In this session, Peter Eijgermans focuses on extending the concepts of microservices to the frontend world. This results in Micro Frontends. Microservices is no longer only the latest buzzword but stands for a broad development/paradigm change to Continuous Delivery, RESTful Services and Agile Development. Teams develop independent (micro) services with a private life cycle so that new functionality is placed in a very short space of time in production. For online services such as Netflix and Spotify, this is vital to compete.

Unfortunately, this microservice architecture is only applied to backend development. For the frontend, we mainly build a feature-rich browser application which ends up way too often in the creation of as a single, big frontend-monolith. This problem can be solved with Micro Frontends….

The talk provides answers to the following questions:
What is a good Micro Frontends architecture? What are the integration approaches in the frontend? Why and when to use Micro Frontends? How to build a shared component library in the frontend? How do we speed up development with cross-functional teams? How to speed up development with Micro Frontends? And how do we implement a Micro Frontends in code? (Time for live coding!)

Speaker: Peter Eijgermans
Peter is an adventurous and passionate CodeSmith at Ordina Netherlands. He likes to travel around the world with his bike. Always seeking for the unexpected and unknown. For his job, he tries out the latest techniques and frameworks. He loves to share his experience by speaking at conferences over the World and writing for the Dutch Java magazine and DZone.

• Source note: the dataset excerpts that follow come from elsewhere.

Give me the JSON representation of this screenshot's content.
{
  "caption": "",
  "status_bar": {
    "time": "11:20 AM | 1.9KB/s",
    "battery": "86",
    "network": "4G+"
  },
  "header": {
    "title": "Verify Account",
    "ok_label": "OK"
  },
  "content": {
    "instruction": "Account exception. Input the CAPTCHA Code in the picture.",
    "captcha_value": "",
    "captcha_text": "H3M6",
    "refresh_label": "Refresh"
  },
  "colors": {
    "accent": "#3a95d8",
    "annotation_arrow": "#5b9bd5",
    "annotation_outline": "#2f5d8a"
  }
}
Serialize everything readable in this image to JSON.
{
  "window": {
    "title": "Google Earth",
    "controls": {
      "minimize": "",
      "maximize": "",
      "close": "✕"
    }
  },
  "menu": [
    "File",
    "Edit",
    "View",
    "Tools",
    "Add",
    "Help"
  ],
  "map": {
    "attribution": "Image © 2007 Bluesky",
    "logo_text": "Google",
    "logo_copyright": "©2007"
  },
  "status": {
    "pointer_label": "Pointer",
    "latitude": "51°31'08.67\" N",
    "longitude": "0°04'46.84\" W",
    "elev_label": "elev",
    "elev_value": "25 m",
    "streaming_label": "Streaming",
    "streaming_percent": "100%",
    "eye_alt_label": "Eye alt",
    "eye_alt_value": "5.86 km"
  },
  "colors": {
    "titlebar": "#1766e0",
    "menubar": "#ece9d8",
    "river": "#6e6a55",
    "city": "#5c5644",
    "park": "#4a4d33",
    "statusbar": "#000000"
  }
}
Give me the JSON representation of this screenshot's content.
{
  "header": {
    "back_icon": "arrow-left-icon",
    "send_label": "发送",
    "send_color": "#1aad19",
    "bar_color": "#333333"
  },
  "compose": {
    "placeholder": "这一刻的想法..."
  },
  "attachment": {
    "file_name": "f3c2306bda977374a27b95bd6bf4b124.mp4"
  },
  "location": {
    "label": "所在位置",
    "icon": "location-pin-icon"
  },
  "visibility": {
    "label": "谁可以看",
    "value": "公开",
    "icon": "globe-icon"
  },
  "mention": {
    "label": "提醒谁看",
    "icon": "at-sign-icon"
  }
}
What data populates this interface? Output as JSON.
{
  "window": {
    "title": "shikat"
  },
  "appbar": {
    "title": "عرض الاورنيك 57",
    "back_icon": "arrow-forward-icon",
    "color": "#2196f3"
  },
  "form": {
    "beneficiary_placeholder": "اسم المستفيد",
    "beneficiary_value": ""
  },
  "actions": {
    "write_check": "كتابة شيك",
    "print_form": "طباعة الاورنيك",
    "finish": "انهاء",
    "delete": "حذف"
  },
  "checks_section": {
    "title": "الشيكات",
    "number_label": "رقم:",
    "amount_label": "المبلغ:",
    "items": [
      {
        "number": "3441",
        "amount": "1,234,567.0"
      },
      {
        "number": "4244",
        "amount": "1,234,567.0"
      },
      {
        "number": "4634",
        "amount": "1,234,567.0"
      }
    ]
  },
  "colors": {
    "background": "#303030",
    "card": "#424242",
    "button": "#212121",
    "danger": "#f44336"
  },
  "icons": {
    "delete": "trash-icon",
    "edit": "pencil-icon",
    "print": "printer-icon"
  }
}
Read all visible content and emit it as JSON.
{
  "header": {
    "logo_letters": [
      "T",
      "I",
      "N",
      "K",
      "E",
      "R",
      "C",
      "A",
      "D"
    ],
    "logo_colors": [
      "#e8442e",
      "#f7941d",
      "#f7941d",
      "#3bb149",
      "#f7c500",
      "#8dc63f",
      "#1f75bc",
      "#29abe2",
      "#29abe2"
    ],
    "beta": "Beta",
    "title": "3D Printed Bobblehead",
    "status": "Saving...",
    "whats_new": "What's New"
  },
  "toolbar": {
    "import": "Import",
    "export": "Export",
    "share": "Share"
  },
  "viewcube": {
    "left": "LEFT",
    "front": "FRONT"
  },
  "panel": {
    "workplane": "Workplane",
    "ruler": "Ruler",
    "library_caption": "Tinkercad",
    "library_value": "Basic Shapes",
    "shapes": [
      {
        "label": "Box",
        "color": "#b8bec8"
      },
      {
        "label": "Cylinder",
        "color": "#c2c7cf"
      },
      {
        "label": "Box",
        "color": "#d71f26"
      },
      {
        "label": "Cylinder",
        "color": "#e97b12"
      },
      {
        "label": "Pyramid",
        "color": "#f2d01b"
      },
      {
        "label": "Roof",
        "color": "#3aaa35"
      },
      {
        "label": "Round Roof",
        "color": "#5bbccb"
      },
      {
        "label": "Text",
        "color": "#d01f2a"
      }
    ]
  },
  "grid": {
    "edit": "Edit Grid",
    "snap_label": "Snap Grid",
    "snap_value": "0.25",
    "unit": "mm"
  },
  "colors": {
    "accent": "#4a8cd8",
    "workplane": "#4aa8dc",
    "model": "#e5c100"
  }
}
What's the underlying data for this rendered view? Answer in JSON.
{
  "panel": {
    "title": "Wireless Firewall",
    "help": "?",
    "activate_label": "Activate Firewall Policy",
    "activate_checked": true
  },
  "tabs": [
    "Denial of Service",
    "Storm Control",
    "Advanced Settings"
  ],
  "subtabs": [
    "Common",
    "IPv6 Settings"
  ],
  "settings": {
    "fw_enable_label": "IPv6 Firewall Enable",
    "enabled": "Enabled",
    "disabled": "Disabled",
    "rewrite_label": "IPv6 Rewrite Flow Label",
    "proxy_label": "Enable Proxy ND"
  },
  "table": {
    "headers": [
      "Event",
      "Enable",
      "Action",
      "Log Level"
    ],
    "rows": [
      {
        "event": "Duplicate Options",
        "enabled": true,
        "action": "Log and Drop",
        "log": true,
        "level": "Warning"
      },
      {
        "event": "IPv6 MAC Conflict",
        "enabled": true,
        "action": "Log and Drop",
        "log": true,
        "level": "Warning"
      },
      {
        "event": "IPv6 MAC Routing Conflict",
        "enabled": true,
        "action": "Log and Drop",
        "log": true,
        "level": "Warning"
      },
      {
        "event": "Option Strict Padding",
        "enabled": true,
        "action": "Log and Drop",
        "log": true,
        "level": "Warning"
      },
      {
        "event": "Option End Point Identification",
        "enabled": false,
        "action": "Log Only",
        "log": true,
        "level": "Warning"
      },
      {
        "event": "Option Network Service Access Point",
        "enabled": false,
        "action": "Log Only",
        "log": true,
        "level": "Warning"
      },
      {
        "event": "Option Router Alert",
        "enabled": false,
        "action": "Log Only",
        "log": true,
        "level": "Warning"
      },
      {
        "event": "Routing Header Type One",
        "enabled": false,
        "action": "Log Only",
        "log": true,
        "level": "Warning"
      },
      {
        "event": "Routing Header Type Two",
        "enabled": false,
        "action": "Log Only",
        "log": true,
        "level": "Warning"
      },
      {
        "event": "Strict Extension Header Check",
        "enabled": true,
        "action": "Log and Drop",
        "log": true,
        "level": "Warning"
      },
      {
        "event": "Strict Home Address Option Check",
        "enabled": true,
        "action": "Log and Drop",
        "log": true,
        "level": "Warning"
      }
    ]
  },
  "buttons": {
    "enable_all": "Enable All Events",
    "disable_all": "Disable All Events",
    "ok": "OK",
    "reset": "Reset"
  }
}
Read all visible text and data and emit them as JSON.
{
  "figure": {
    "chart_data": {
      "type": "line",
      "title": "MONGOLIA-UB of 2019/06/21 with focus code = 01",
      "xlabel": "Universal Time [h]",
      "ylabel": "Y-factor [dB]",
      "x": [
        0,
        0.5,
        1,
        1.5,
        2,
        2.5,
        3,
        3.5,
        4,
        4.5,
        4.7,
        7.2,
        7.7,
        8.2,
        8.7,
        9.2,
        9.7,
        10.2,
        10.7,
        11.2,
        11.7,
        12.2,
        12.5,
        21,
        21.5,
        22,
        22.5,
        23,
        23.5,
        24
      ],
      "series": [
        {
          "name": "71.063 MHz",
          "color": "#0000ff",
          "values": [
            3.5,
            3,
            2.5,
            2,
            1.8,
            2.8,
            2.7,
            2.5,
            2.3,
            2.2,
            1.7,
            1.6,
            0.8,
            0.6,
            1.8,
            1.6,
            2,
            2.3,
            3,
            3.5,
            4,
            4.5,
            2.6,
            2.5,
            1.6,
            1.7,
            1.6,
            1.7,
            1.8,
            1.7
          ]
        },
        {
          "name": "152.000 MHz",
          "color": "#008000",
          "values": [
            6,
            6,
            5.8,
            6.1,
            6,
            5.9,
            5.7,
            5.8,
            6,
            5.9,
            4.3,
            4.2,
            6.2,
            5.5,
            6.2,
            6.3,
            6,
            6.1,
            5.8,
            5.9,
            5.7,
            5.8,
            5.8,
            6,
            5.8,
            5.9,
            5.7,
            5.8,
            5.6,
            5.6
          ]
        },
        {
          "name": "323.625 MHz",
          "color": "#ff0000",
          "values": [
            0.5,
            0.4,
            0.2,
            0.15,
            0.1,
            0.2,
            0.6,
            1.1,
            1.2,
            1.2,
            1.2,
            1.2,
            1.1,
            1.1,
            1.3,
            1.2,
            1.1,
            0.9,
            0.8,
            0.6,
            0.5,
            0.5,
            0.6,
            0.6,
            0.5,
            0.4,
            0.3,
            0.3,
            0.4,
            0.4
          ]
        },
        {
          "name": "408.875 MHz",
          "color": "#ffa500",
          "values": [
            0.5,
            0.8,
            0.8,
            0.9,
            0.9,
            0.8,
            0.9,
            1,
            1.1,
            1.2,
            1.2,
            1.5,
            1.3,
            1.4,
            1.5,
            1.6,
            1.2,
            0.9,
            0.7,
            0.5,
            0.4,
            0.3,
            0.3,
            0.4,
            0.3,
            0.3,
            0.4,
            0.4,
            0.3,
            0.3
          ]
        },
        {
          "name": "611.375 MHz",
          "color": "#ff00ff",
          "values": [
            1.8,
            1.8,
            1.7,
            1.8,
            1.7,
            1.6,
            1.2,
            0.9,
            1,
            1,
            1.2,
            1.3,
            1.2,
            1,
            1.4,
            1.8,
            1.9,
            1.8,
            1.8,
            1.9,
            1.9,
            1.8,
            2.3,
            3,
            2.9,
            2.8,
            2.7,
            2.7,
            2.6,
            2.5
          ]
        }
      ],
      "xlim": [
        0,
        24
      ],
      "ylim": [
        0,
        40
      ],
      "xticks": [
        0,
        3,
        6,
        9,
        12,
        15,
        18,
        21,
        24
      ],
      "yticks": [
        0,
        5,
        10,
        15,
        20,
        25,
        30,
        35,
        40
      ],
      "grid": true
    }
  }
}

He believes that you as the front-end developer are the spider in the web to bring the user, the team and the product together.

Presentation 2: The road to the Continuous Monitoring

Is the monitoring up-to-date with current DevOps practices?

Over the 10 years of defined DevOps culture life, we have gone a long road. We have been able to automate almost every step of the delivery process. But we still lack automated monitoring. The transition from the classic way of monitoring to Continuous Monitoring is hard. Not only because it demands very strict approach to the methodology, architecture, etc., but mainly because our organizational culture is not ready for it.

The goal of the presentation is to create a common understanding of what Continuous Monitoring is, what foundations are needed to start building Continuous Monitoring, and what advantages the organizations will gain using it. I am going to go through defined principles, present the MEAL (Metrics, Events, Alerts and Logs), which is my approach to define the structure of Continuous Monitoring and, finally, discuss one of the complex tools to work with.

Aimed with basic principles, the attendees will be able to define areas and best ways to design and implement Continuous Monitoring to their DevOps lifecycle.

Speaker: Paweł Piwosz
He has computers around him for a very long time. My first contact was when I was less than 10 years old, so it gives more than 30 years. Professionally he is involved in the IT industry for over 20 years. He used to work for big companies and small startups. Currently, he is working at Epam as Lead Systems Engineer and helping the organization to grow DevOps practices. Also, he is leading the DevOps Community Poland and he is a member of the BIRD (Be In Real DevOps) movement.

He strongly believes in "DevOps in an Agile way", there is no real DevOps practices without Agile.

His main focus these days is self-development. He is devoted to containers, clouds, serverless, CI/CD, automation tools and monitoring, and he is helping people to understand DevOps.